Она опять рассмеялась, на этот раз искренне и громко, как бывало во время их упоительной близости, когда они воплощали безумные фантазии друг друга. Дон Ригоберто тянулся к ней каждой клеточкой своего тела.

— Сними шубку, — попросил он. — Иди ко мне, моя королева, моя богиня.

Но ему помешала неожиданная перестановка фигур в мизансцене. Скрытый во мраке мужчина больше не был собой. Его облитое медом тело стремительно теряло прежнюю форму. Незнакомец превращался в дона Ригоберто. Это он обнимал донью Лукрецию на пунцовом покрывале. Перепуганные котята с визгом метались вокруг любовников. Дон Ригоберто зажал руками уши, но не смог заглушить их пронзительное мяуканье. Он закрывал глаза и все равно видел мужчину, распростертого над доньей Лукрецией. Пышная белая плоть призывно раскрывалась навстречу ему. Он ласкал губами шелковистую кожу, которую только что старательно вылизали котята, нависал над ней, прижимал ее к постели, проникал в нее все глубже. Ноги женщины обвились вокруг бедер любовника, ногти царапали ему спину, распаляя его все сильнее. Дон Ригоберто тяжело дышал, из последних сил сдерживая рыдания. Сквозь слезы он увидел, как донья Лукреция скользнула к дверям.

— Ты завтра придешь? — встревожился дон Ригоберто.

— Опять за свое. — Она на мгновение застыла на пороге. — Разве я вообще уходила?

Оправившиеся от изумления, котята слизывали со спин любовников последние капли меда, но не могли прервать их яростных объятий.

Именной фетишизм

Ты знаешь, я большая охотница до имен, а твое и вовсе сводит меня с ума. Ригоберто! Оно мужественное, элегантное, бронзовое, итальянское.
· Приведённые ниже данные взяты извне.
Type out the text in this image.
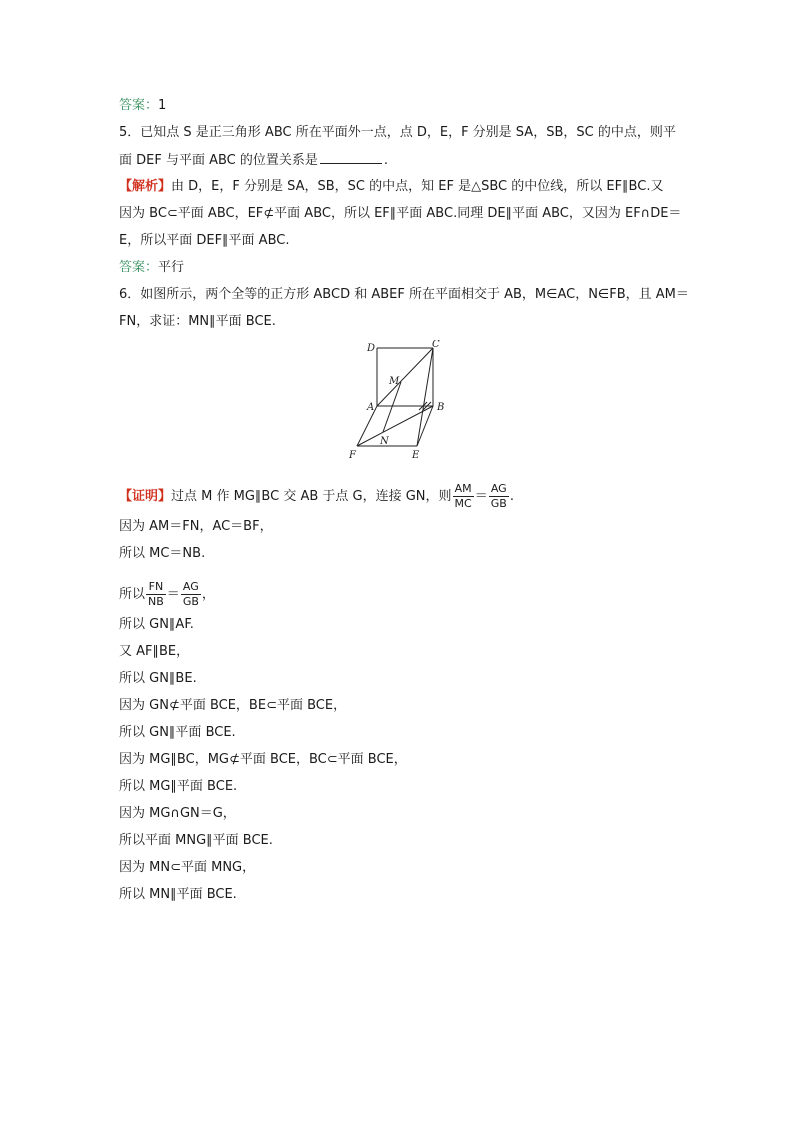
答案：1
5．已知点 S 是正三角形 ABC 所在平面外一点，点 D，E，F 分别是 SA，SB，SC 的中点，则平
面 DEF 与平面 ABC 的位置关系是	.
【解析】由 D，E，F 分别是 SA，SB，SC 的中点，知 EF 是△SBC 的中位线，所以 EF∥BC.又
因为 BC⊂平面 ABC，EF⊄平面 ABC，所以 EF∥平面 ABC.同理 DE∥平面 ABC，又因为 EF∩DE＝
E，所以平面 DEF∥平面 ABC.
答案：平行
6．如图所示，两个全等的正方形 ABCD 和 ABEF 所在平面相交于 AB，M∈AC，N∈FB，且 AM＝
FN，求证：MN∥平面 BCE.
D	C
M
A	B
N
F	E
【证明】过点 M 作 MG∥BC 交 AB 于点 G，连接 GN，则 $\frac{AM}{MC} = \frac{AG}{GB}$ .
因为 AM＝FN，AC＝BF，
所以 MC＝NB.
所以 $\frac{FN}{NB} = \frac{AG}{GB}$ ，
所以 GN∥AF.
又 AF∥BE，
所以 GN∥BE.
因为 GN⊄平面 BCE，BE⊂平面 BCE，
所以 GN∥平面 BCE.
因为 MG∥BC，MG⊄平面 BCE，BC⊂平面 BCE，
所以 MG∥平面 BCE.
因为 MG∩GN＝G，
所以平面 MNG∥平面 BCE.
因为 MN⊂平面 MNG，
所以 MN∥平面 BCE.
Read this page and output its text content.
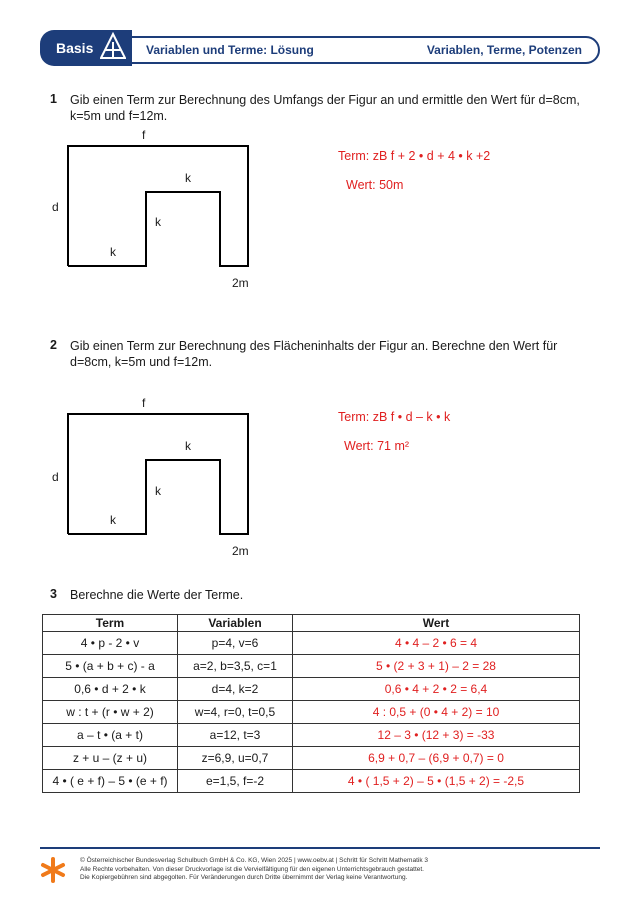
Basis	Variablen und Terme: Lösung	Variablen, Terme, Potenzen
1 Gib einen Term zur Berechnung des Umfangs der Figur an und ermittle den Wert für d=8cm, k=5m und f=12m.
f
d
k
k
k
2m
Term: zB f + 2 • d + 4 • k +2
Wert: 50m
2 Gib einen Term zur Berechnung des Flächeninhalts der Figur an. Berechne den Wert für d=8cm, k=5m und f=12m.
f
d
k
k
k
2m
Term: zB f • d – k • k
Wert: 71 m²
3 Berechne die Werte der Terme.
Term	Variablen	Wert
4 • p - 2 • v	p=4, v=6	4 • 4 – 2 • 6 = 4
5 • (a + b + c) - a	a=2, b=3,5, c=1	5 • (2 + 3 + 1) – 2 = 28
0,6 • d + 2 • k	d=4, k=2	0,6 • 4 + 2 • 2 = 6,4
w : t + (r • w + 2)	w=4, r=0, t=0,5	4 : 0,5 + (0 • 4 + 2) = 10
a – t • (a + t)	a=12, t=3	12 – 3 • (12 + 3) = -33
z + u – (z + u)	z=6,9, u=0,7	6,9 + 0,7 – (6,9 + 0,7) = 0
4 • ( e + f) – 5 • (e + f)	e=1,5, f=-2	4 • ( 1,5 + 2) – 5 • (1,5 + 2) = -2,5
© Österreichischer Bundesverlag Schulbuch GmbH & Co. KG, Wien 2025 | www.oebv.at | Schritt für Schritt Mathematik 3
Alle Rechte vorbehalten. Von dieser Druckvorlage ist die Vervielfältigung für den eigenen Unterrichtsgebrauch gestattet.
Die Kopiergebühren sind abgegolten. Für Veränderungen durch Dritte übernimmt der Verlag keine Verantwortung.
Когда я произношу твое имя, тихонько, про себя, по спине пробегает дрожь, а нежные розовые пятки — дивный дар Господа (или природы, если так угодно тебе, атеисту) — холодеют. Ригоберто! Словно переливчатая капель. Ригоберто! Ярко-желтый восторг щегла, что приветствует весну. Где ты, там и я. Всегда рядом, тихая, кроткая и влюбленная. Ты подписываешь чек своим четырехсложным именем? Я — твое тихое «и», я — твое долгое «о», я — твое жаркое «р». Я — чернильное пятнышко на кончике твоего пальца. Ты налил себе стаканчик минеральной воды? Я — пузырек, который освежает твое небо, кусочек льда, от которого немеет твой язык. Я, Ригоберто, шнурок в твоем ботинке и сливовый настой, который ты принимаешь перед сном от несварения в желудке. Откуда мне известны гастроэнтерологические подробности? Тот, кто любит, знает: для него священны и самые низменные стороны жизни любимого существа. Я клянусь тобой и молюсь на твой портрет. Чтобы познать тебя, мне достаточно твоего имени, каббалистической нумерологии и причудливых загадок Нострадамуса. Кто я? Та, что любит тебя, как пена любит волну, как облако любит зарю. Ищи, ищи и найди меня, любимый.